Il faut grandement féliciter Chloé d’Arcy qui a réussi un travail passionnant malgré quelques imprécisions et erreurs.
Présentons quelques exemples : Dans la bibliographie, il est surprenant de lire que la seule édition de « Histoire de l’art dramatique » de Théophile Gautier publiée par Hetzel en 1858 ait servie de référence. Aujourd’hui, elle est complètement obsolète et erronée.

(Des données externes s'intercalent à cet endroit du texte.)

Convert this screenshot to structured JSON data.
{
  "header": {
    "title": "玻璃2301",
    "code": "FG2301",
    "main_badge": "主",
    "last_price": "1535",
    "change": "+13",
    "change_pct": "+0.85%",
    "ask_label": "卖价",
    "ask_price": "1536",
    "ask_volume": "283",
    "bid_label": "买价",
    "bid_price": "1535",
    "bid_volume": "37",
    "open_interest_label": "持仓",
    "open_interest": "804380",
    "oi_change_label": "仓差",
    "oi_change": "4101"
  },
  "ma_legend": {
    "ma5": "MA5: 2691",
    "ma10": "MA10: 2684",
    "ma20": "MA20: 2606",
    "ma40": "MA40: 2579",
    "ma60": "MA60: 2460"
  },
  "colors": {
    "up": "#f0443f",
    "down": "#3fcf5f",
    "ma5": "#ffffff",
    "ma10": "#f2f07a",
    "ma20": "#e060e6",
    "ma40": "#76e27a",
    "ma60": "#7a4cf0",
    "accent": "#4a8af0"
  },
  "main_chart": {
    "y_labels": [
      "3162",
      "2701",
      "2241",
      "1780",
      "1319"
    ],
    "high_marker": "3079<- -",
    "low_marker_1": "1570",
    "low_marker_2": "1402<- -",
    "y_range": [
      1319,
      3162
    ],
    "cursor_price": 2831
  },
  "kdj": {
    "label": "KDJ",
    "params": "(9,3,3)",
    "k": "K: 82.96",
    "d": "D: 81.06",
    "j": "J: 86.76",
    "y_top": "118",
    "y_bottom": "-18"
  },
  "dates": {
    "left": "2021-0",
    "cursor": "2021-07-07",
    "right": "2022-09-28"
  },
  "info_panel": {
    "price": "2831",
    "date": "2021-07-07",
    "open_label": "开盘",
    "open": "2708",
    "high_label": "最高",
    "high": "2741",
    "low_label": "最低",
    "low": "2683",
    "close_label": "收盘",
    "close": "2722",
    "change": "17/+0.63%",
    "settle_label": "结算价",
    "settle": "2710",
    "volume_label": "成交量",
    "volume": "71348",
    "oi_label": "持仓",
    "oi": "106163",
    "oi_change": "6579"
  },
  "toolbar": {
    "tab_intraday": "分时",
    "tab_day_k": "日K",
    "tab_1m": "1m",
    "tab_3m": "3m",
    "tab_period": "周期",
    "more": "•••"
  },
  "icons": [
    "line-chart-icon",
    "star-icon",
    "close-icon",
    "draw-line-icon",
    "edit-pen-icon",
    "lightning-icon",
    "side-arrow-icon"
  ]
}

Même les éditeurs de l’époque eurent l’honnêteté de le signaler dans leur avertissement « Le cadre que nous nous étions imposé ne nous a pas permis de reproduire intégralement l’œuvre critique de M. Théophile Gautier ; nous avons été forcés de faire un choix dans cet amas de richesse. » Dans ma bibliothèque, cette édition en six volumes n’est qu’un achat de jeunesse qui jouxte l’indispensable édition de Patrick Berthier, chez Honoré Champion, en 20 volumes dont le dernier vient de paraître. Depuis 2007, nous avons présenté systématiquement chaque volume dans DANSER, au total, 16 408 pages, pleines de danseuses et de ballets ! De multiples allusions à Marie Taglioni y sont à découvrir. J’ai rejoint depuis longtemps ceux qui sont convaincus que dans une étude sur une période ancienne, pour bien comprendre ce dont on parle, il faut faire attention au vocabulaire que l’on utilise. Page 38, nous lisons : « lit-on dans le courrier des théâtres au lendemain de leur première performance. » (sic). C’est très bien d’aller à Las Vegas, mais n’en importons pas le vocabulaire parfois vulgaire.

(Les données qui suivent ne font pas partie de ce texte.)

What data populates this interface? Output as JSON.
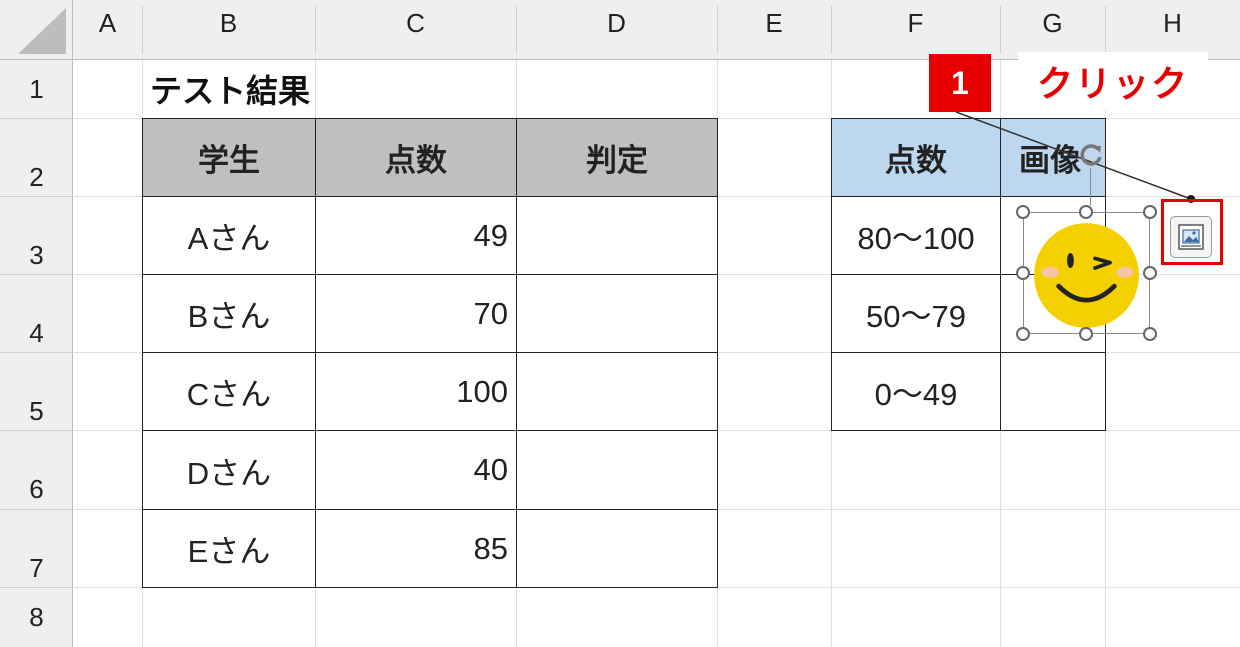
{
  "columns": [
    "A",
    "B",
    "C",
    "D",
    "E",
    "F",
    "G",
    "H"
  ],
  "rows": [
    "1",
    "2",
    "3",
    "4",
    "5",
    "6",
    "7",
    "8"
  ],
  "title": "テスト結果",
  "results_table": {
    "headers": [
      "学生",
      "点数",
      "判定"
    ],
    "rows": [
      {
        "student": "Aさん",
        "score": "49",
        "judgment": ""
      },
      {
        "student": "Bさん",
        "score": "70",
        "judgment": ""
      },
      {
        "student": "Cさん",
        "score": "100",
        "judgment": ""
      },
      {
        "student": "Dさん",
        "score": "40",
        "judgment": ""
      },
      {
        "student": "Eさん",
        "score": "85",
        "judgment": ""
      }
    ]
  },
  "lookup_table": {
    "headers": [
      "点数",
      "画像"
    ],
    "rows": [
      {
        "range": "80～100",
        "image": "smiley-wink"
      },
      {
        "range": "50～79",
        "image": ""
      },
      {
        "range": "0～49",
        "image": ""
      }
    ]
  },
  "annotation": {
    "step_number": "1",
    "instruction": "クリック"
  },
  "icons": {
    "quick_button": "picture-in-cell-icon",
    "rotate": "rotate-handle-icon",
    "picture": "smiley-wink"
  },
  "colors": {
    "header_gray": "#bfbfbf",
    "header_blue": "#bdd7ee",
    "annotation_red": "#e60000",
    "smiley_yellow": "#f5d000"
  }
}
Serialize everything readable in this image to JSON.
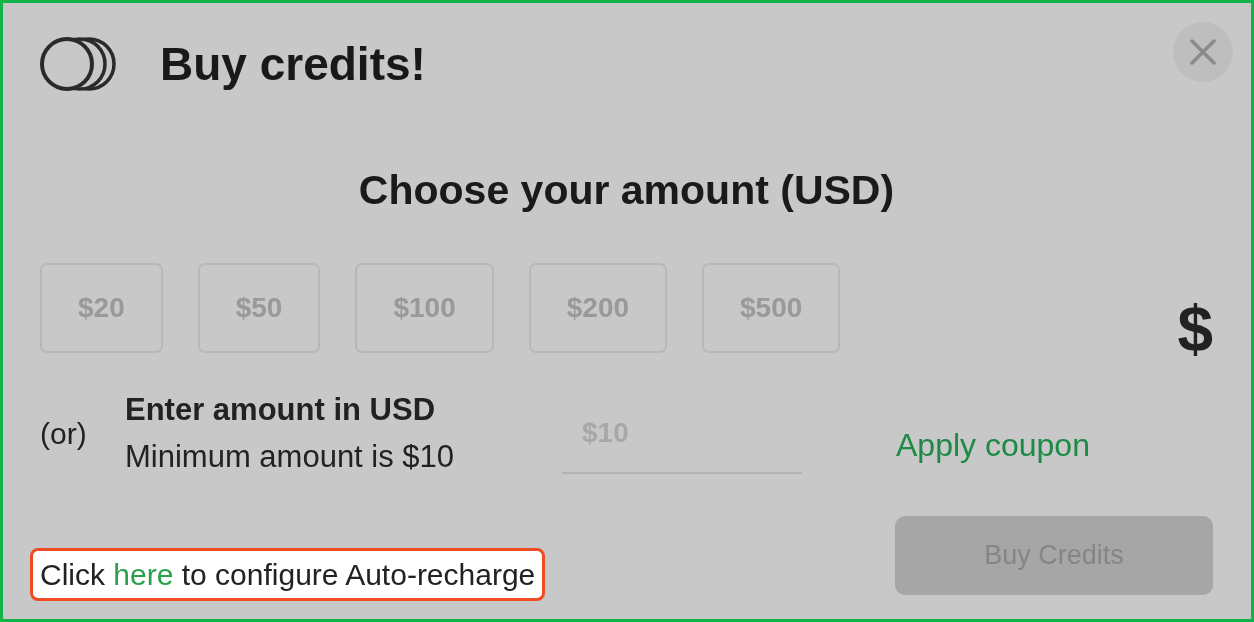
{
  "header": {
    "title": "Buy credits!"
  },
  "amount_picker": {
    "heading": "Choose your amount (USD)",
    "options": [
      {
        "label": "$20",
        "selected": false
      },
      {
        "label": "$50",
        "selected": false
      },
      {
        "label": "$100",
        "selected": false
      },
      {
        "label": "$200",
        "selected": false
      },
      {
        "label": "$500",
        "selected": false
      }
    ],
    "currency_symbol": "$"
  },
  "custom_amount": {
    "separator": "(or)",
    "label": "Enter amount in USD",
    "hint": "Minimum amount is $10",
    "input": {
      "placeholder": "$10"
    },
    "coupon_link": "Apply coupon"
  },
  "footer": {
    "auto_recharge": {
      "text_before": "Click",
      "link": "here",
      "text_after": "to configure Auto-recharge"
    },
    "buy_button": {
      "label": "Buy Credits",
      "disabled": true
    }
  }
}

Littré nous indique, alors que la Taglioni était encore en vie, « Performance, mot anglais employé dans la langue du turf… »‘ Il est vrai que des scribouillards méchants ont comparé la Taglioni avec bon nombre d’animaux du Jardin des plantes, mais ne remuons pas le couteau dans la plaie.
Page 8 : « Le second ouvrage de référence est le Traité élémentaire et pratique de l’art de la danse de Carlo Blasis, paru en 1820. En se focalisant essentiellement sur les hommes, il présente le cours de danse idéal, prenant notamment en compte la technique de la pirouette, innovation de la fin du XVIII° siècle » (sic). Bonne idée d’évoquer Blasis, ce génie de la danse, qui avait su nous mettre en garde dans l’avant-propos de son ouvrage écrit à 23 ans : « Je voudrais, dit le sage Montaigne, que chacun écrivit ce qu’il sait, et autant qu’il sait. » Comme Blasis se lamenterait si il était parmi nous !

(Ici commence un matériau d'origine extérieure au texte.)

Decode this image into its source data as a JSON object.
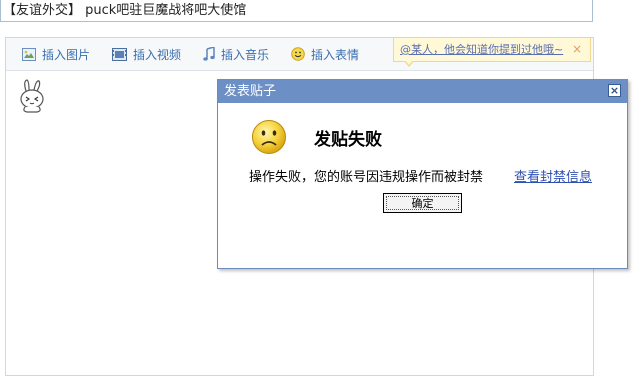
{
  "title_field": {
    "value": "【友谊外交】 puck吧驻巨魔战将吧大使馆"
  },
  "toolbar": {
    "insert_image": "插入图片",
    "insert_video": "插入视频",
    "insert_music": "插入音乐",
    "insert_emoji": "插入表情"
  },
  "mention_tip": {
    "text": "@某人，他会知道你提到过他哦~",
    "close": "×"
  },
  "dialog": {
    "title": "发表贴子",
    "close": "×",
    "heading": "发贴失败",
    "message": "操作失败，您的账号因违规操作而被封禁",
    "link": "查看封禁信息",
    "ok_label": "确定"
  },
  "colors": {
    "header_blue": "#6c8fc6",
    "link_blue": "#2e51b1",
    "tip_bg": "#fff9d8"
  }
}
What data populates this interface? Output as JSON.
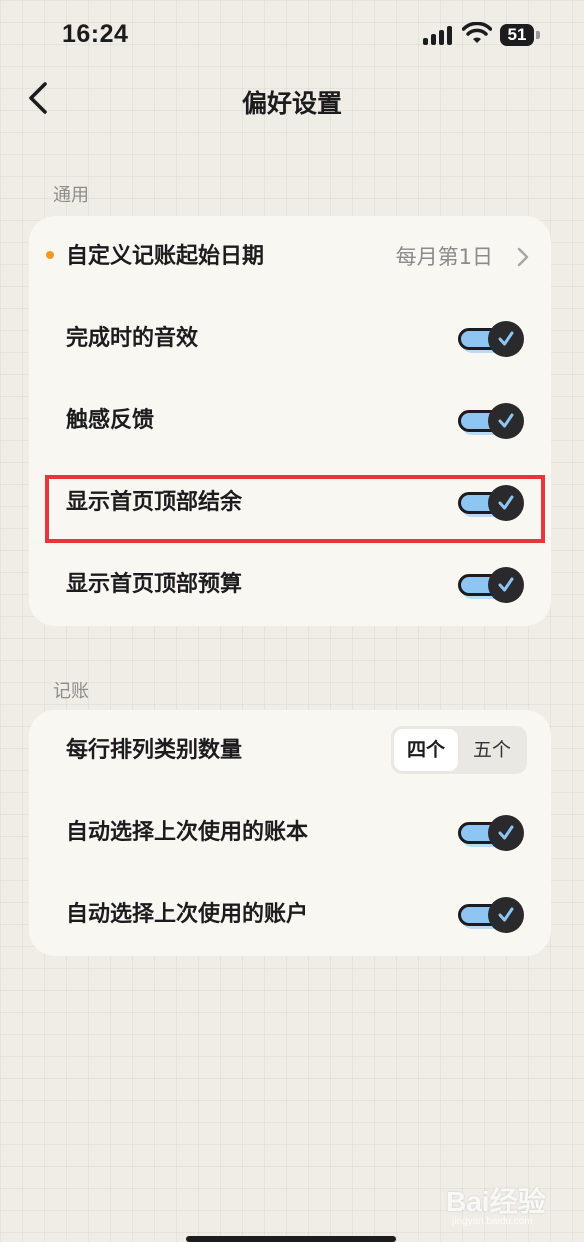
{
  "status_bar": {
    "time": "16:24",
    "battery": "51"
  },
  "nav": {
    "back_icon": "chevron-left-icon",
    "title": "偏好设置"
  },
  "sections": {
    "general": {
      "label": "通用",
      "rows": {
        "start_date": {
          "label": "自定义记账起始日期",
          "value": "每月第1日",
          "dot_color": "#f39a1e"
        },
        "sound": {
          "label": "完成时的音效",
          "toggle_on": true
        },
        "haptic": {
          "label": "触感反馈",
          "toggle_on": true
        },
        "show_balance": {
          "label": "显示首页顶部结余",
          "toggle_on": true,
          "highlighted": true
        },
        "show_budget": {
          "label": "显示首页顶部预算",
          "toggle_on": true
        }
      }
    },
    "bookkeeping": {
      "label": "记账",
      "rows": {
        "category_count": {
          "label": "每行排列类别数量",
          "options": [
            "四个",
            "五个"
          ],
          "selected": "四个"
        },
        "auto_ledger": {
          "label": "自动选择上次使用的账本",
          "toggle_on": true
        },
        "auto_account": {
          "label": "自动选择上次使用的账户",
          "toggle_on": true
        }
      }
    }
  },
  "watermark": {
    "text": "Bai经验",
    "sub": "jingyan.baidu.com"
  },
  "colors": {
    "background": "#efede6",
    "card": "#f8f7f2",
    "toggle_track": "#8ec5f3",
    "toggle_knob": "#2a2a2c",
    "check": "#8ec5f3",
    "highlight": "#e8343c",
    "accent_dot": "#f39a1e"
  }
}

En fait, la méthode, l’apprentissage proposé par Blasis est à la forme neutre, s’adresse aux élèves filles et garçons. Aujourd’hui encore, dans un cours de danse classique, la plupart des exercices sont les mêmes pour les filles et pour les garçons… jusqu’à ce qu’ils se différencient :
« L’homme doit avoir une – manière de danser qui diffère de celle de la femme ; les temps de vigueur, de force, et l’exécution hardie, majestueuse du premier, ne sieraient point à la seconde, qui ne doit plaire et briller, que par des mouvemens gracieux et souples, par de jolis pas terre-à-terre, et par une décente volupté dans ses attitudes »
Traité élémentaire théorique et pratique de l’art de la danse, Carlo Blasis, 1820, Planche 14
Blasis ajoute en note : » Je connais un maître qui jouit à Paris d’une grande réputation, et qui a le défaut de faire danser les hommes de la même manière que dansent les femmes, de sorte que tous ses élèves sont maniérés et affectent une sorte de grâce qui a quelque chose de répugnant. » Observation toujours d’actualité.
Page 39, citation incomplète du Courrier des théâtres du 29 juillet 1827 : » La résurrection de Mlle Gosselin attire beaucoup monde à l’Opéra. C’est la faute de Mlle Taglioni »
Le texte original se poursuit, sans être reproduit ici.